When we piled out into the dust and cool of the morning we were barely a quarter-mile from the end of the road. Unlike the sprawling blanket of spruce and meadows covering the glacially-crafted elevations we’d seen from the windows of the de Havilland Otter the evening before, we were now face-to-face with southeast Alaska. Wilderness. The end of the road. I stood for a fistful of seconds, surveying the dense growth just off the front bumper of our SUV and turned to identify the one person out of the other six I’d need to outrun if that dense growth produced a brown bear.
To get here, our caravan out of Auke Bay, just north of Juneau, followed the blacktop as it wound its way along the coast, guarded by spruce, boulders and dense fern undergrowth on both sides. Between the trees, glimpses of wide saltwater, sharp-shouldered islands, a small, postcard-like scatter of boats seining for silvers and kings. The further we drove the road narrowed. We reached a flagman who held us up to follow an escort truck through a few construction zones. I hung an elbow out my window and watched the rumbling busyness of heavy equipment and men in hard hats and boots busting up massive knots of bedrock to widen and improve passage. The road narrowed even more. A few miles further, as we pulled into the lot, the road curved left ahead of us and disappeared into the immense green.

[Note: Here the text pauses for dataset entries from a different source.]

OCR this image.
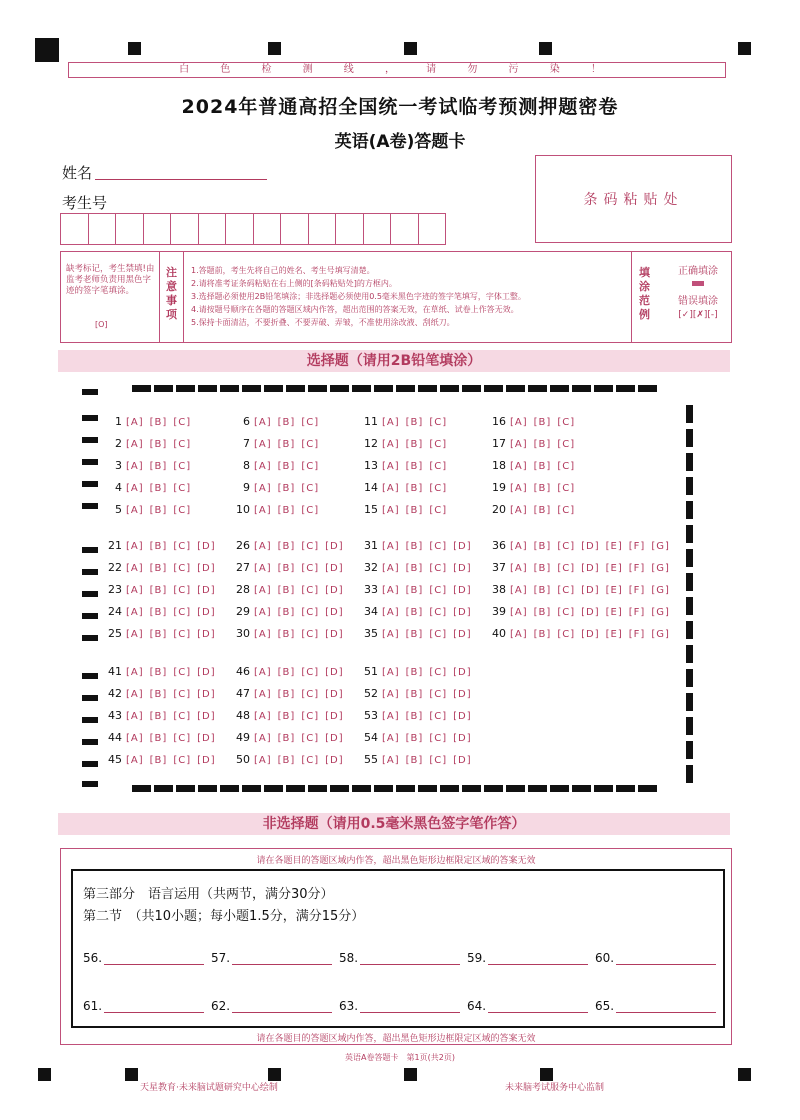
白 色 检 测 线 ， 请 勿 污 染 ！
2024年普通高招全国统一考试临考预测押题密卷
英语(A卷)答题卡
姓名
考生号	条码粘贴处
缺考标记，考生禁填!由监考老师负责用黑色字迹的签字笔填涂。
[O]
注意事项
1.答题前，考生先将自己的姓名、考生号填写清楚。
2.请将准考证条码粘贴在右上侧的[条码粘贴处]的方框内。
3.选择题必须使用2B铅笔填涂；非选择题必须使用0.5毫米黑色字迹的签字笔填写，字体工整。
4.请按题号顺序在各题的答题区域内作答，超出范围的答案无效，在草纸、试卷上作答无效。
5.保持卡面清洁，不要折叠、不要弄破、弄皱，不准使用涂改液、刮纸刀。
填涂范例
正确填涂
错误填涂
[✓][✗][-]
选择题（请用2B铅笔填涂）
1 [A] [B] [C]
2 [A] [B] [C]
3 [A] [B] [C]
4 [A] [B] [C]
5 [A] [B] [C]
6 [A] [B] [C]
7 [A] [B] [C]
8 [A] [B] [C]
9 [A] [B] [C]
10 [A] [B] [C]
11 [A] [B] [C]
12 [A] [B] [C]
13 [A] [B] [C]
14 [A] [B] [C]
15 [A] [B] [C]
16 [A] [B] [C]
17 [A] [B] [C]
18 [A] [B] [C]
19 [A] [B] [C]
20 [A] [B] [C]
21 [A] [B] [C] [D]
22 [A] [B] [C] [D]
23 [A] [B] [C] [D]
24 [A] [B] [C] [D]
25 [A] [B] [C] [D]
26 [A] [B] [C] [D]
27 [A] [B] [C] [D]
28 [A] [B] [C] [D]
29 [A] [B] [C] [D]
30 [A] [B] [C] [D]
31 [A] [B] [C] [D]
32 [A] [B] [C] [D]
33 [A] [B] [C] [D]
34 [A] [B] [C] [D]
35 [A] [B] [C] [D]
36 [A] [B] [C] [D] [E] [F] [G]
37 [A] [B] [C] [D] [E] [F] [G]
38 [A] [B] [C] [D] [E] [F] [G]
39 [A] [B] [C] [D] [E] [F] [G]
40 [A] [B] [C] [D] [E] [F] [G]
41 [A] [B] [C] [D]
42 [A] [B] [C] [D]
43 [A] [B] [C] [D]
44 [A] [B] [C] [D]
45 [A] [B] [C] [D]
46 [A] [B] [C] [D]
47 [A] [B] [C] [D]
48 [A] [B] [C] [D]
49 [A] [B] [C] [D]
50 [A] [B] [C] [D]
51 [A] [B] [C] [D]
52 [A] [B] [C] [D]
53 [A] [B] [C] [D]
54 [A] [B] [C] [D]
55 [A] [B] [C] [D]
非选择题（请用0.5毫米黑色签字笔作答）
请在各题目的答题区域内作答，超出黑色矩形边框限定区域的答案无效
第三部分　语言运用（共两节，满分30分）
第二节　（共10小题；每小题1.5分，满分15分）
56.	57.	58.	59.	60.
61.	62.	63.	64.	65.
请在各题目的答题区域内作答，超出黑色矩形边框限定区域的答案无效
英语A卷答题卡　第1页(共2页)
天星教育·未来脑试题研究中心绘制	未来脑考试服务中心监制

Pulling on waders, passing bug-dope, stowing water bottles and bear spray in our packs, lining rods and tying on flies like bets placed on a stud hand you haven’t even looked at—the seven of us fell into hopeful, impatient, nervous chatter about pinks, dollies, chum, brown bear and the immensity of what we were about to witness.
But in this moment I felt decidedly, suddenly, disconcertingly under-prepared. Packing lists, advice, cross-country flights and drives north out-the-road listening to bluegrass only get you to the water. Steps along the heavy-canopied peat and spruce paths and into the blind, milky artery flowing from glacier to salt would be my own from this point. Intentions, intuition, instinct and mis-steps would be my own. The road had narrowed more than the blacktop we drove in on. My mind was down to a game trail in a wilderness of its own.
I was used to feeling inconsequential – a residential hazard of my upstate New York roots where everyone is holding onto their own small, posted patch of heaven in the face of gluttonous taxes, commercial development and manicured Stepford-suburbia sprawl. Our wild, undeveloped places seem to get smaller with every punch thrown in their defense. But in the grand scheme of Southeast Alaska, of the Tongass and it’s millions of salmon and spruce acres—my inconsequence had more to do with realizing just how small my existence on this planet really is. I was reminded of how I felt on trips to Idaho and Oregon, northern Michigan and the Keys, Colorado and Montana. I closed my eyes and returned to the quiet wonder of my upstate New York childhood when I would escape and spend my days haunting the dense, still-undeveloped shorelines of my favorite fishing spots.
The more I let myself embrace the weight of my existence vs. the magnitude and beautiful unknown of this place and this moment, the bigger I felt. I grew with each whistle that echoed into the primeval growth or pierced the brilliantly dense fireweed for brown bears in day-bed drowse, and each step that found the river bottom, alive and ever-shifting. I began to understand that my steps here, or anywhere on this planet, are not, in fact, inconsequential. Under the vigilant sidelong eye of a host of bald eagles and stoic indifference of snow-covered mountains, I discovered the end of my own road. And the narrower it got, the wider my horizons became.
This is the first of three pieces I’ve written since my trip to the Tongass National Forest this past July as part of Trout Unlimited’s Blogger Tour. As far as the other two, one is in the online magazine – Revive Fly Fishing and the other showed up on this blog a handful of posts ago. I’m working on getting back – even further north – so I have more to write about.